All this may confuse the modern reader. Who actually is in the right, King Henry or the Percies, if either? The only way to answer this question is by recourse to Tudor political policy which, as has been stated earlier, informs this play. Henry remains a sinner; usurpation and regicide cannot be justified. But now a just God permits him to rule England. God may permit the rebel to rage as part of the punishment of a sinful ruler, but the rebel himself is guilty of mortal sin for his revolt against the Crown. A perceptive student may recall Richmond's leading a revolt against Richard III and emerging triumphant as Henry VII, first of the Tudor monarchs. Loyalists of the sixteenth century had an answer: Richmond (grandfather of Elizabeth I, ruler of England during the larger part of Shakespeare's lifetime) was the divinely appointed savior of the country and thus not a rebel. Perhaps it is well to remember that what most Englishmen cherished was stability — law and order within the kingdom. Richard II, in his latter years, was guilty of gross misrule; his successor, Henry IV, proved to be a strong, capable ruler.

Hotspur's basic character is firmly established in this scene. His high spirits and undoubted courage, and his forthright answer to King Henry make him appear admirable. Unlike his uncle, the crafty Worcester, architect of the planned revolt, he is completely aboveboard. His sincerity is not to be questioned when he inveighs against "half-fac'd fellowships" (208) and the alleged ingratitude of the king. He is dedicated to winning new laurels in the only way he knows how; craft and selfish motive have no place in his character.

But Hotspur lives up to his name in more ways than one. Patience and contemplation are foreign to his nature; only in violent action is he at home. Time and again either his father or his uncle must rebuke him. Will he obey the king's order to relinquish the prisoners? "An if the devil come and roar for them, / I will not send them," he exclaims (125-26). Northumberland's rebuke is hardly exaggerated: "What, drunk with choler?" No less revealing are Hotspur's words when Worcester first broaches his "deep and dangerous" plot: "O, the blood more stirs / To rouse a lion than to start a hare!" (197-98). This Hotspur of the North is dedicated to winning honor after honor and now relishes the prospect of facing his major opponent, the king himself. Again it is his father's remark which provides telling comment on his son's limitations as a leader:

Imagination of some great exploit
Drives him beyond the bounds of patience.(199-200)

In martial affairs this young man is indeed the soul of courage; but he lacks discretion, he is too impetuous. Subsequent lines with reference to plucking "bright Honour from the pale-fac'd moon" emphasize once more Hotspur's special concern with honor as he conceives it (and about which, perhaps, he talks too much).
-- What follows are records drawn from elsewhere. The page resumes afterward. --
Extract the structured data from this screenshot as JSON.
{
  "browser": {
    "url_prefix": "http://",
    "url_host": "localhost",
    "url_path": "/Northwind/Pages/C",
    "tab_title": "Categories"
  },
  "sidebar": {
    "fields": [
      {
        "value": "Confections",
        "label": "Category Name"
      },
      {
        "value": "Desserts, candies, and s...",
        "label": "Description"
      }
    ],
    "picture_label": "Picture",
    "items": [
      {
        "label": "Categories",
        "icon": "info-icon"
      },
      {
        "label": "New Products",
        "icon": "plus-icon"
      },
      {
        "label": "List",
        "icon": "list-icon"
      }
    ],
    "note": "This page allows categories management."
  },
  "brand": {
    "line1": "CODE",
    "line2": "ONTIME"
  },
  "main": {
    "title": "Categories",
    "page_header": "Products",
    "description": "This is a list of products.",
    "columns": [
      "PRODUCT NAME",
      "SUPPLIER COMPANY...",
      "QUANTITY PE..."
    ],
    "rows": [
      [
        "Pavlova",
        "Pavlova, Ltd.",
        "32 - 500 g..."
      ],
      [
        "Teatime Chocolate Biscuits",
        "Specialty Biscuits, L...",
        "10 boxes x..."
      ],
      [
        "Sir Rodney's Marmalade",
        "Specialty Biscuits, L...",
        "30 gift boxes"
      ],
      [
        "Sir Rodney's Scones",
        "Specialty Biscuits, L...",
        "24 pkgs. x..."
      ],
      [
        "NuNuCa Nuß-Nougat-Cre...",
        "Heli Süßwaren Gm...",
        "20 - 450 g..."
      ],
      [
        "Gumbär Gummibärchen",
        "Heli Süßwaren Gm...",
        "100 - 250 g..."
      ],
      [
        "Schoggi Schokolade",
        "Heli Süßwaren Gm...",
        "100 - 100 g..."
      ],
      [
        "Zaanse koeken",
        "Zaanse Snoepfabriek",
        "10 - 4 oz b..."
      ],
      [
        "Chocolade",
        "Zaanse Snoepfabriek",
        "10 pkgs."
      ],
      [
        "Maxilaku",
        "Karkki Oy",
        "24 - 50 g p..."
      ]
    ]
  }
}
In the words of his uncle:

He apprehends a world of figures here,
But not the form of what he should attend. (209-10)

To be noted also is that Hotspur is again pitted against "that same sword-and-buckler Prince of Wales," as he contemptuously calls Hal. By the end of this scene in which we learn that the Percies will be allied not only with Mortimer and Glendower but possibly with the disgruntled Archbishop of York, second ranking churchman in England, Hotspur can hardly contain himself: "O, let the hours be short / Till fields and blows and groans applaud our sport!" (301-2). His choice of the word sport referring to bloody conflict is as revealing as anything else as regards his character. Hal, we recall, has been manifesting a far different attitude toward what constitutes sport; he is about to engage in an enterprise which is against law and order within the kingdom ruled by Henry IV.